Keep in mind I know less about this than I have already offered, but how do you argue that a corporation that takes on the moral and religious beliefs of its owners is not the alter ego of its owners? Maybe the law sees this sort of thing differently, but corporations cannot think or believe, so whose ego does it have if not the one of the person or persons defining its religious beliefs?
I don’t know if the Supreme Court’s alter boys gave piercing the corporate veil any thought before they inflicted this abomination upon the nation, but it does not really matter. In the magical thinking of the Catholic boys of the Court, the Roman Catholic Church just became politically and legally relevant after two hundred years of trying to get them out of secular life. I doubt the frivolous five gave any thought to much of anything other than being good little boys and making the Bishop happy. But, they set off things they cannot control. Perhaps, no one can control these things.

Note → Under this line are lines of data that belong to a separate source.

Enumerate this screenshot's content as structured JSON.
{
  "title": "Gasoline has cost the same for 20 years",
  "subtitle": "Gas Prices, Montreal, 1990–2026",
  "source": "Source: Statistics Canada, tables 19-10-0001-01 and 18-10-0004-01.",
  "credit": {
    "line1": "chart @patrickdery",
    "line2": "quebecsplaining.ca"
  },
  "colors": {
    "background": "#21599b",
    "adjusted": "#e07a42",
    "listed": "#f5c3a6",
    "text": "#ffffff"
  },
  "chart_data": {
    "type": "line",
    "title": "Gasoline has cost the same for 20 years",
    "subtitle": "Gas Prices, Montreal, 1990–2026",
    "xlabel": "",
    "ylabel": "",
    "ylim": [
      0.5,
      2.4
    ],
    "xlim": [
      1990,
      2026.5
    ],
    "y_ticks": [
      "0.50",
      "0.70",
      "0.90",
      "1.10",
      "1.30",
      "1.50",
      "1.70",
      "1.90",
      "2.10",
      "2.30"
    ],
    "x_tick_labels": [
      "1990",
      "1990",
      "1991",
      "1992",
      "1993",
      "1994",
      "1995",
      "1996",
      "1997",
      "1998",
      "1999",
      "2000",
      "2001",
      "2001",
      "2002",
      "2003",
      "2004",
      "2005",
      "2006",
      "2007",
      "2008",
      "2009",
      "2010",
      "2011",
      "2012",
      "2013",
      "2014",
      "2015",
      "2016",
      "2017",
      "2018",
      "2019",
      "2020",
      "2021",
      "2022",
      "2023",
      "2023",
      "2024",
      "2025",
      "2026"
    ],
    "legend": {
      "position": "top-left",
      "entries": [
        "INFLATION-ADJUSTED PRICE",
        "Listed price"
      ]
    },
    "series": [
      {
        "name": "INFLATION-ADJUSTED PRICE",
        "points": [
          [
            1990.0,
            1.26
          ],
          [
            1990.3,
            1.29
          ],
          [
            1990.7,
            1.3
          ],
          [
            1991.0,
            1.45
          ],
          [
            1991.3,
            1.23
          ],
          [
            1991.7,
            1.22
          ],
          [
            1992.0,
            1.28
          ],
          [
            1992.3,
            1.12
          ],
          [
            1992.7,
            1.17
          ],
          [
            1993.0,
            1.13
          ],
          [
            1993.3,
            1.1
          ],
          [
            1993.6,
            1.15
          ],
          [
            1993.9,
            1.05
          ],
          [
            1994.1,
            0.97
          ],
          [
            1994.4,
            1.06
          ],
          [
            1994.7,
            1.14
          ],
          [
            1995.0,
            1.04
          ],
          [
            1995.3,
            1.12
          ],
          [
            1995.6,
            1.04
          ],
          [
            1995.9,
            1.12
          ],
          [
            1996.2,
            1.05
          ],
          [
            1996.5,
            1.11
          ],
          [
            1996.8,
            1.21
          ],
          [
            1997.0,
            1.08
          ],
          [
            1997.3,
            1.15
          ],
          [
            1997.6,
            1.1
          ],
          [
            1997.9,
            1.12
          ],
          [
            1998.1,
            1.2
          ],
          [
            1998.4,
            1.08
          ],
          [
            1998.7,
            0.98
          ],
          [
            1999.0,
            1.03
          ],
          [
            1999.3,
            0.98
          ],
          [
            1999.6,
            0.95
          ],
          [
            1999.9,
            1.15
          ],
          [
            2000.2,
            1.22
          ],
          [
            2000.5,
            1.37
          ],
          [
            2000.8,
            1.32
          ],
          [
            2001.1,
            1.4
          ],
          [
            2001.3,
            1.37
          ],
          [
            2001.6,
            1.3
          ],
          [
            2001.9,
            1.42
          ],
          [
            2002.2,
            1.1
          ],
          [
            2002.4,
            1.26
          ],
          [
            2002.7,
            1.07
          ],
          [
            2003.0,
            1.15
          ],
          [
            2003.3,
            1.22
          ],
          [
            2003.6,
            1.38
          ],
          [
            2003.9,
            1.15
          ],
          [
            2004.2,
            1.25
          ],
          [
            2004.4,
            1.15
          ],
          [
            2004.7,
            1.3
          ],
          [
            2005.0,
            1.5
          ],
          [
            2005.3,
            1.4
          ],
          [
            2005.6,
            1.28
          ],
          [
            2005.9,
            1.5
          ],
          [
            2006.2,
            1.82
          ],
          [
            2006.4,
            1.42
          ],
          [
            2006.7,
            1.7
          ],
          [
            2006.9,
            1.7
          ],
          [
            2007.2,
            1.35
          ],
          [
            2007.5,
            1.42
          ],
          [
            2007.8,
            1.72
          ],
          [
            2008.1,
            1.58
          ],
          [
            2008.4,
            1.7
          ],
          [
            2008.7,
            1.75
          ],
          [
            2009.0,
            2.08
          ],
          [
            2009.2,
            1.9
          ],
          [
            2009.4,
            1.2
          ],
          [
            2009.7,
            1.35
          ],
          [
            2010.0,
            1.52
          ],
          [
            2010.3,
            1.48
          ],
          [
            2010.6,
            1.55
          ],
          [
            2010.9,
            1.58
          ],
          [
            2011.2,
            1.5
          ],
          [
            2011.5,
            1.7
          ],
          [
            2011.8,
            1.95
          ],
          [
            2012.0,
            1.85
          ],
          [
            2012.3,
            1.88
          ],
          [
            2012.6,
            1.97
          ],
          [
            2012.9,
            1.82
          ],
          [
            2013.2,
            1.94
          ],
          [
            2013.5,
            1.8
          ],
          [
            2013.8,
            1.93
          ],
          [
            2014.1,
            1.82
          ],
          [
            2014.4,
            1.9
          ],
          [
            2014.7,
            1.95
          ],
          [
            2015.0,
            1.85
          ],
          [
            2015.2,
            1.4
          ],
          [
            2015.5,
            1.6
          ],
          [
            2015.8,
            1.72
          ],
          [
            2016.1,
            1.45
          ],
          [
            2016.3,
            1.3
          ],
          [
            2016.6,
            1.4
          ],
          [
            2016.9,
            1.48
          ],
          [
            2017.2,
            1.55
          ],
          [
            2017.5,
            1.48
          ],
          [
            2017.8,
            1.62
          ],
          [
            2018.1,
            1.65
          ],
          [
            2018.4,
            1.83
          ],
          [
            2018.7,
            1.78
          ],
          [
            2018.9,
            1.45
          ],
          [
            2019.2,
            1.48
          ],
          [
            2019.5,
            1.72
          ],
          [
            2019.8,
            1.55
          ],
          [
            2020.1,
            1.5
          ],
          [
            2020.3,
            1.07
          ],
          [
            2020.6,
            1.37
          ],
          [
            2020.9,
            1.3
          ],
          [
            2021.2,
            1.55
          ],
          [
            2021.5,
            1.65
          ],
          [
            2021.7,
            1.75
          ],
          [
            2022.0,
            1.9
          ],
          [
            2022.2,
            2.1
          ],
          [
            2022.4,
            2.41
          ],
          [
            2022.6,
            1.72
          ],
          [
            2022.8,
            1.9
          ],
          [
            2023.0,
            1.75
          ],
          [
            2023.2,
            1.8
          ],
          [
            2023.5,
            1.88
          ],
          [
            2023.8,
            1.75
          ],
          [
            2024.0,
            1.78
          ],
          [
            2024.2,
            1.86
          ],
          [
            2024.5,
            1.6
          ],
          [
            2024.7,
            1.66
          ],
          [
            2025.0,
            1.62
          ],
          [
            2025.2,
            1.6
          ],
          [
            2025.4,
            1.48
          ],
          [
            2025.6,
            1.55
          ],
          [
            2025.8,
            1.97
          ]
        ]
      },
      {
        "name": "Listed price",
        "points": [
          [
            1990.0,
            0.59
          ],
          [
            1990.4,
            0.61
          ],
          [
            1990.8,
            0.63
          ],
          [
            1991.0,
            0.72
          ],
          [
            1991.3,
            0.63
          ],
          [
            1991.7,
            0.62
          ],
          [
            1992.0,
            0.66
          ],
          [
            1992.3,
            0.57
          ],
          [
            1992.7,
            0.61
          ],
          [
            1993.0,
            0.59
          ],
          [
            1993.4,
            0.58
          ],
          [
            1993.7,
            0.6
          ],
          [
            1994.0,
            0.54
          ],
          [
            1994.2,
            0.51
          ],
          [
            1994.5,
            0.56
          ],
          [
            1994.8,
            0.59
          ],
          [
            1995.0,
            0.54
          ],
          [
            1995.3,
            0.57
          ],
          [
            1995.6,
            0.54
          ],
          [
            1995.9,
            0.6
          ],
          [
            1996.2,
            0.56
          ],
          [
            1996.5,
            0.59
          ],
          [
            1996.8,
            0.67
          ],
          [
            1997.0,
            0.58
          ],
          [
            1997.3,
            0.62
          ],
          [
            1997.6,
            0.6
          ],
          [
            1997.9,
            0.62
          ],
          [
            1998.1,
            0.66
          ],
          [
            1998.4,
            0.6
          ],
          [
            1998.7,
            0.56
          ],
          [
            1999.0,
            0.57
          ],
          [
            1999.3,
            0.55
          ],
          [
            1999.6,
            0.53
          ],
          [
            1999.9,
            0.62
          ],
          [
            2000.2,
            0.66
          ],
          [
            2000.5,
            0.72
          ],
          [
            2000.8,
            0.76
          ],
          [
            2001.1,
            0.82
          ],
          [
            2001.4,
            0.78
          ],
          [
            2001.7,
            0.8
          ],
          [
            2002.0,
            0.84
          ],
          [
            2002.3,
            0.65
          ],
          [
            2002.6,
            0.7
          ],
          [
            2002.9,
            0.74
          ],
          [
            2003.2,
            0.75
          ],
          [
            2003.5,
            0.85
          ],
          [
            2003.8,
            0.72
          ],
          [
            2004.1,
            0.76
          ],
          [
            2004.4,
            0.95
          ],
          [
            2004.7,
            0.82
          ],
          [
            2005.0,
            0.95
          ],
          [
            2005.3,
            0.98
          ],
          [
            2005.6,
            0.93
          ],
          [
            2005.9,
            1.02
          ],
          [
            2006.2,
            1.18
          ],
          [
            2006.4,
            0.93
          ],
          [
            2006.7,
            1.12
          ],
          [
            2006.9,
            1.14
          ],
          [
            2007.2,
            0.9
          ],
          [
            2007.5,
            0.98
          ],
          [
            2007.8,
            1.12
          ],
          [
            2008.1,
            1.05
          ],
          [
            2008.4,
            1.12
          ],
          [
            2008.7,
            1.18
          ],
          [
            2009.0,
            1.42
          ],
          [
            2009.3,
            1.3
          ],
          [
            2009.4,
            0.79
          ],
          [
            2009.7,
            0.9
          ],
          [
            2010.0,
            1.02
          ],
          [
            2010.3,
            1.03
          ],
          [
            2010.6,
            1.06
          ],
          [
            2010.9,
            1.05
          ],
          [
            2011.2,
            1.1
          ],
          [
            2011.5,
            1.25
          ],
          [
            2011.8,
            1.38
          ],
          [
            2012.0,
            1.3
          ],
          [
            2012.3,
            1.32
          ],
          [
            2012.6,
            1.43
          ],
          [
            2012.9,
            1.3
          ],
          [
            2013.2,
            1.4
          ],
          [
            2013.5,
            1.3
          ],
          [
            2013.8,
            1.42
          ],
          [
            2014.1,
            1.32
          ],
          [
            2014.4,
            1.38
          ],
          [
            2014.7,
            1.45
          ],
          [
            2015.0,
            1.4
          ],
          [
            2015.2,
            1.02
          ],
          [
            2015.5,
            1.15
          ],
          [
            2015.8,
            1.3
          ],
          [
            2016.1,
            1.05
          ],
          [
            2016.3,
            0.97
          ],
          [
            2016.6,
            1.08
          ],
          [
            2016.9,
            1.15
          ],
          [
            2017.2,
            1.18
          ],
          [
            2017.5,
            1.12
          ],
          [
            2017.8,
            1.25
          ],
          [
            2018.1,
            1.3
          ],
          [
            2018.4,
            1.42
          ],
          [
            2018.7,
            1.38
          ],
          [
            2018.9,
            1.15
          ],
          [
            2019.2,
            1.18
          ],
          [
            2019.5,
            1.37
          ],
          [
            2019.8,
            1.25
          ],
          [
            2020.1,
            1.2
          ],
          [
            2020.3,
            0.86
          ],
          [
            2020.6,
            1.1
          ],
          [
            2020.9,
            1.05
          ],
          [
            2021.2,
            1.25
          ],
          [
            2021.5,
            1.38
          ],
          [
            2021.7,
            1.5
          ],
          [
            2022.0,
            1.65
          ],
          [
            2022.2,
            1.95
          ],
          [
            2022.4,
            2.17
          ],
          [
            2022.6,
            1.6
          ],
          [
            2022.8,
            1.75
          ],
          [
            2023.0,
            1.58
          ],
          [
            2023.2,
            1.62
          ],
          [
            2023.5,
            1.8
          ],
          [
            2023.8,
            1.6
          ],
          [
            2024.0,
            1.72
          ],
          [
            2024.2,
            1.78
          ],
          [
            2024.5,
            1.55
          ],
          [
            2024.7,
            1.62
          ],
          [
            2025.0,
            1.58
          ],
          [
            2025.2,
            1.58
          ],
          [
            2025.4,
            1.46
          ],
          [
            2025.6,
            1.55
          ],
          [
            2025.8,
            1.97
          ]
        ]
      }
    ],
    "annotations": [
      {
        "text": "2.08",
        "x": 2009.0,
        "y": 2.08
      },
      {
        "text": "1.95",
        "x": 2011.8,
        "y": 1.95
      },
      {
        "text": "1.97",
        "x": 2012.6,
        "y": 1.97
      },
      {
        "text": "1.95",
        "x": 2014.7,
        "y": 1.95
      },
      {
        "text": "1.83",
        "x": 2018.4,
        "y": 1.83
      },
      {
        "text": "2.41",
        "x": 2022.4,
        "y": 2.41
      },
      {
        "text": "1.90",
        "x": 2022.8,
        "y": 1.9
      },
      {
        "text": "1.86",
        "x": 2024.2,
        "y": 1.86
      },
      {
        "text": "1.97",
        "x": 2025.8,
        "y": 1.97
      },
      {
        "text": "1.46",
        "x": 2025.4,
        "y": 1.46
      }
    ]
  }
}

Nothing the Supreme Court can do will effect how state courts interpret matters of strictly local, state law. Unless the Robert’s Court wants to involve itself in matters of civil and criminal litigation in every state for the next thirty to forty years, they will never even see any of these cases. If they do decide to review these cases, they will begin the nationalization of jurisprudence and litigation in unprecedented ways.
Of course, time and again, the Robert’s Court has shown it doesn’t care about precedent or the law. The primary concern of the Robert’s Court is to play ward healer, Republican enforcer and Papal emissary. Four of the choirboys are appointees of one Bush or the other. The fifth, Kennedy, is a Regan product. The Bush family defiles and degrades everything it touches. Now, I hear there is another one running for President. God help us.